I’ll look at linkages. The lower 4 gears work. Try e upper 4 lever won’t move into gear forward or reverse. It’s stuck in the middle. Tractor does go forward and reverse in lower gears just can’t engage upper. Will check out the items advised above before trying to pull cab. Thanks.


----------



## 2billt (Aug 7, 2011)

Davehartman99 said:


> I’ll look at linkages. The lower 4 gears work. Try e upper 4 lever won’t move into gear forward or reverse. It’s stuck in the middle. Tractor does go forward and reverse in lower gears just can’t engage upper. Will check out the items advised above before trying to pull cab. Thanks.

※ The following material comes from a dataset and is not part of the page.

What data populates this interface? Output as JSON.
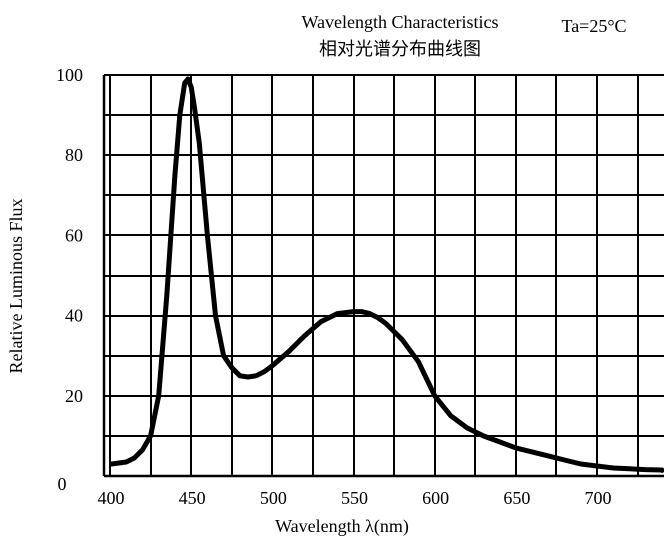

Don't know if you have any visual help but I ran across this parts diagram: 2955 - TRACTOR 50 POWER TRAIN EPC John Deere :: AVS.Parts


----------



## Tx Jim (Jul 28, 2020)

2billt
Hi-lo shift linkage you posted a link to is for hyd hi-lo not the manual high/low in gear trans that is hung in low speed on Dave's tractor.


----------



## 2billt (Aug 7, 2011)

Tx Jim said:


> 2billt
> Hi-lo shift linkage you posted a link to is for hyd hi-lo not the manual high/low in gear trans that is hung in low speed on Dave's tractor.


Ah thanks, and now I see you previously provided a good link.


----------



## Davehartman99 (Mar 26, 2018)

Thanks all. I’ll check the linkage for sure before transmission.


----------